One strategy is the use of social media and collaboration technologies that enables readers to share content, opinions and perspectives with other readers. Examples of this can be seen on washingtonpost.com's blog page and NYT Blogs.

A second strategy is to build rich information and online database sites that enable readers to easily access data about issues important to the community. In the article, Jennifer Carroll, vice president of new media for the newspaper division of Gannett Co. Inc. noted:

A person, for example, can go online to The News-Press of Fort Myers, Fla., to explore a database that allows users to search public records from the Federal Emergency Management Agency — records the paper won access to after a court battle. A user can type in an address and receive information on neighbors, relatives or others who registered for aid after Hurricanes Charley, Frances, Ivan and Jeanne in 2004.

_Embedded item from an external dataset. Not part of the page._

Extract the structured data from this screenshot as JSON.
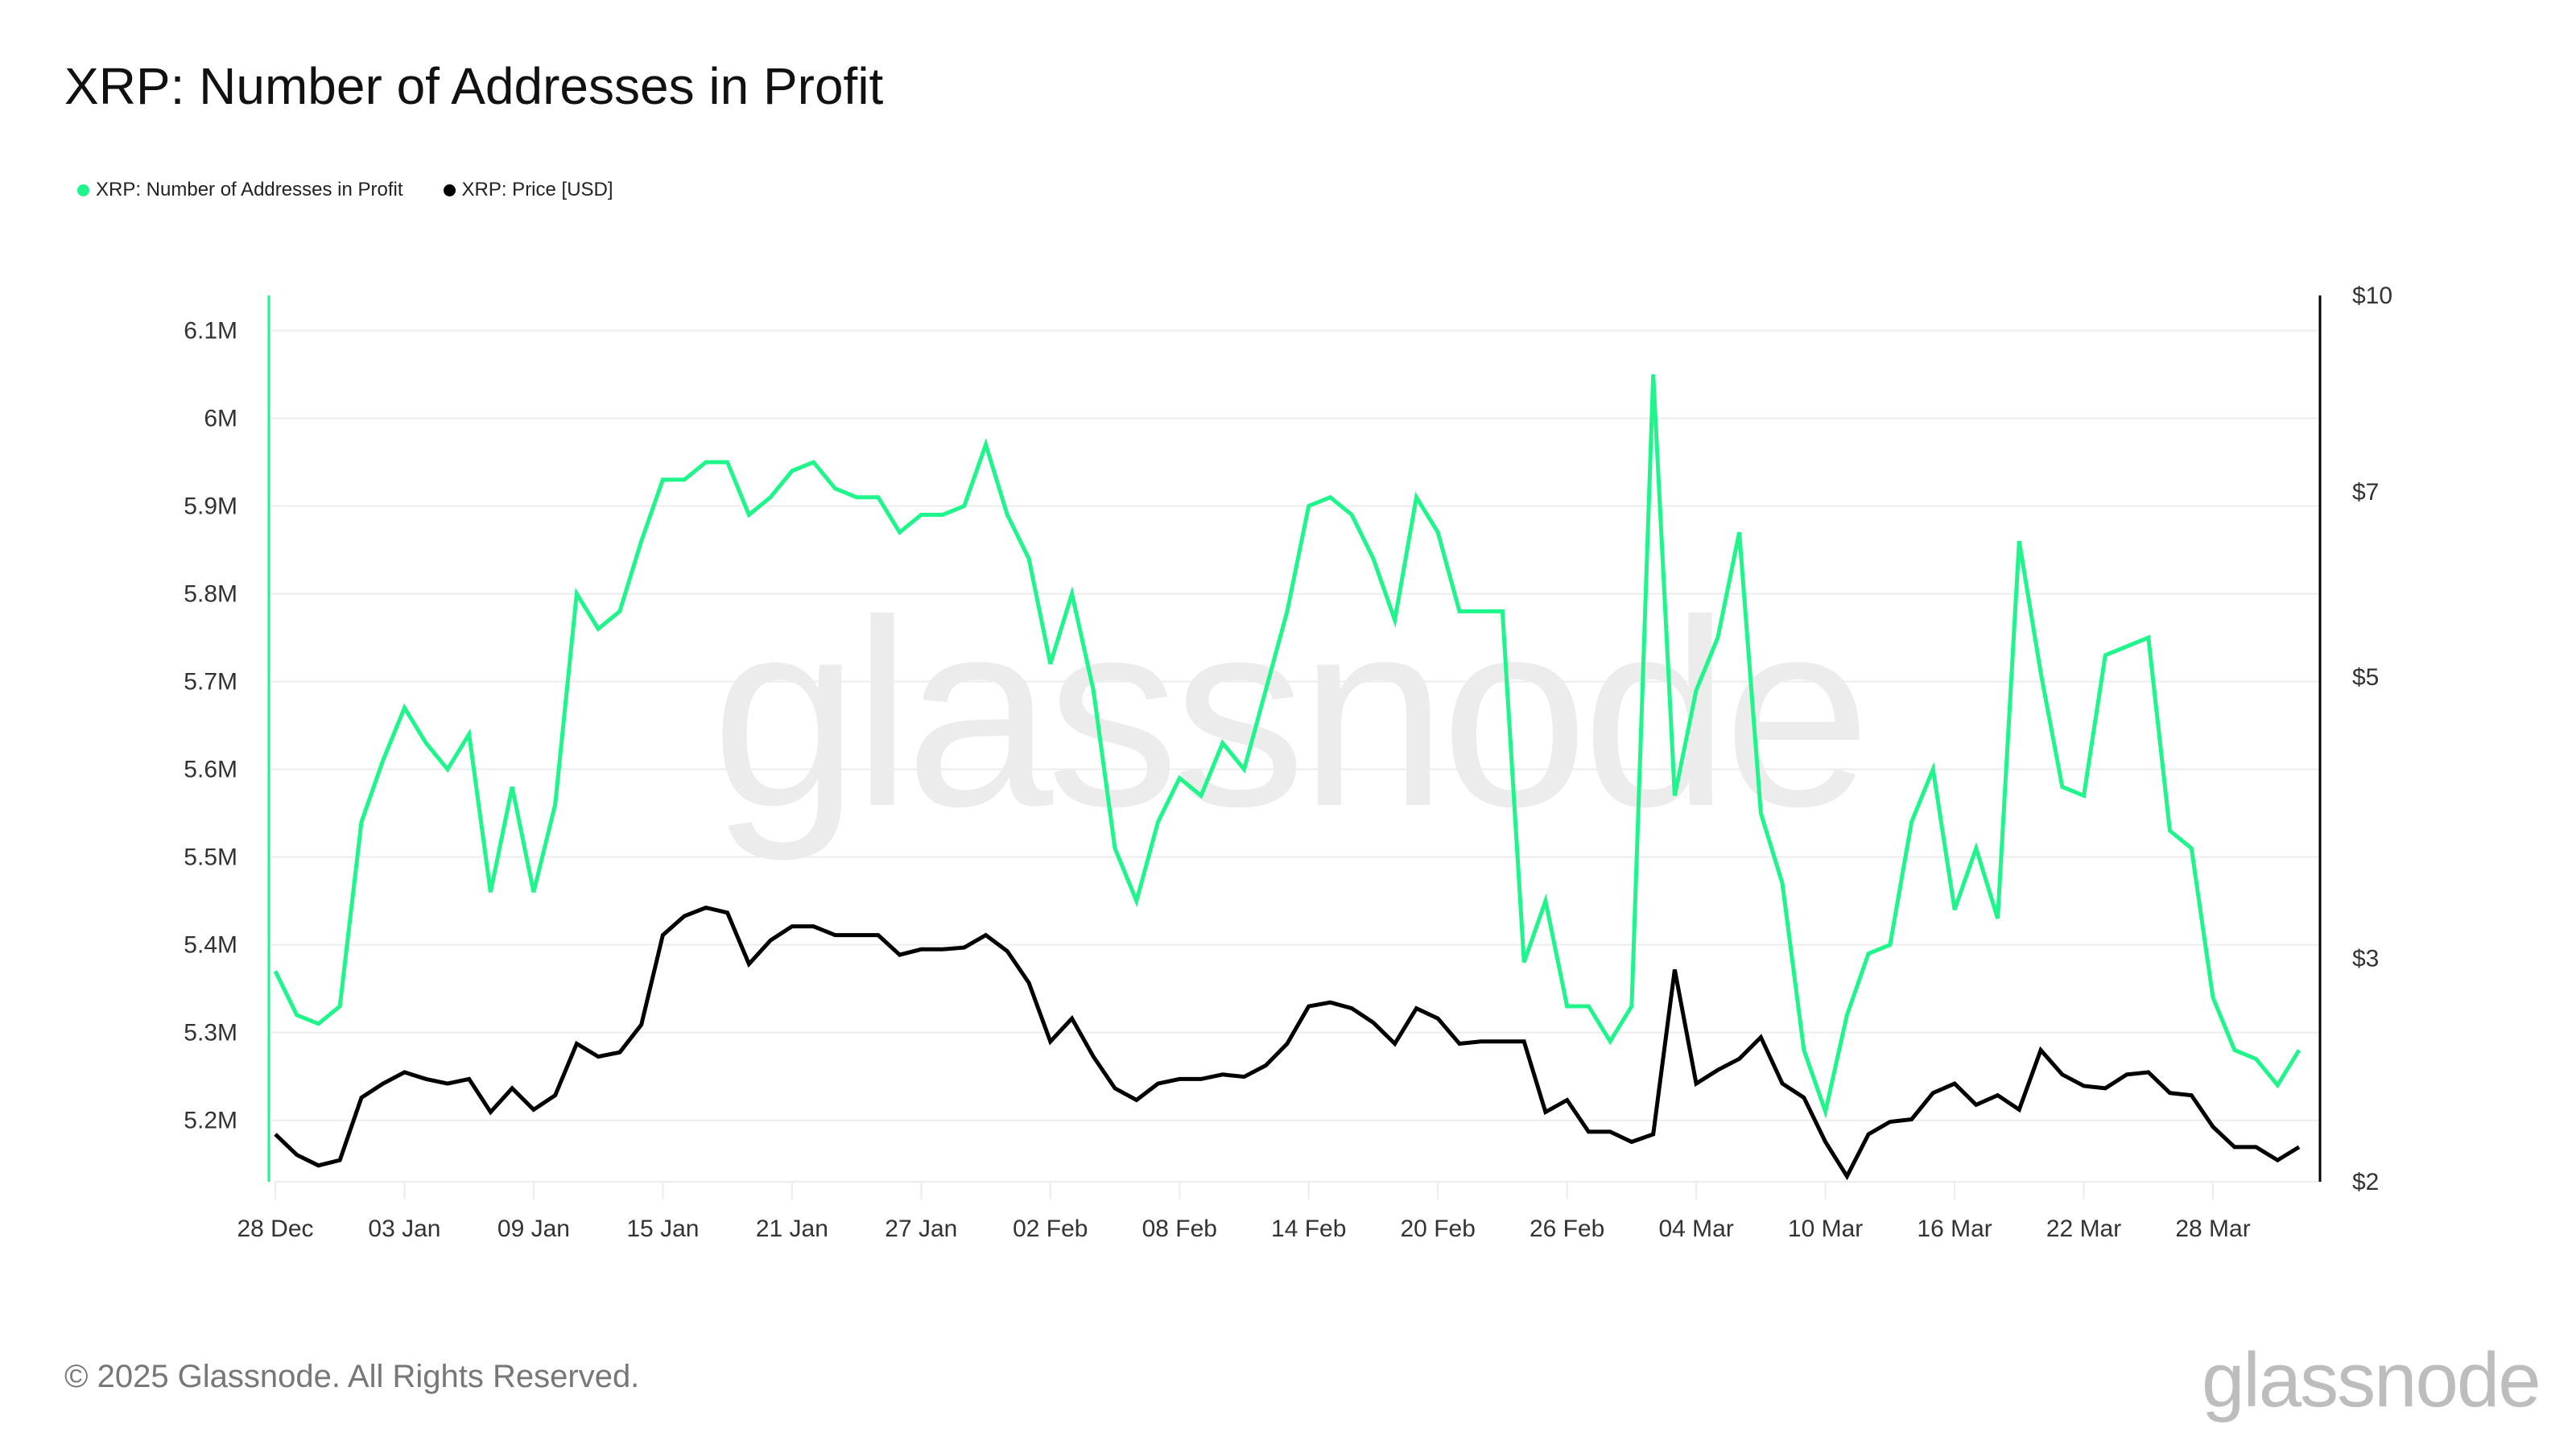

The newspaper industry, like the printing industry is undergoing a redefinition. One similarity between the two industries is the need for more skilled IT practitioners to design and develop data intensive media applications. Adrian Holovaty, a pioneer is data-drvien news delivery is a proponent of bringing programmers into the newsroom:

Holovaty has repeatedly called on newspaper editors to hire programmers, and many of them are finally heeding his advice and considering ways of getting computer programmers onto their news staff and out of the trenches of tech support or doing work on web classifieds. Inspired by Holovaty’s comments at a convention, Dave Zeeck, executive editor for the Tacoma (Wash.) News-Tribune, hired Aaron Ritchey as a “news programmer” who has helped streamline the work for reporters and page designers while also creating online databases and map mash-ups for readers. And John Robinson, editor at the Greensboro News & Record, is planning to replace a newsroom job with a programmer as well."

After seeing Holovaty speak earlier this year, Tim O’Reilly of O'Reilly Media, Inc noted on the O’Reilly Rader blog:

Programming itself is becoming an important skill for publishers and authors, as it allows a new kind of storytelling, a new kind of integration of automated data into the services that publishers provide. It provides the context in which other people can share."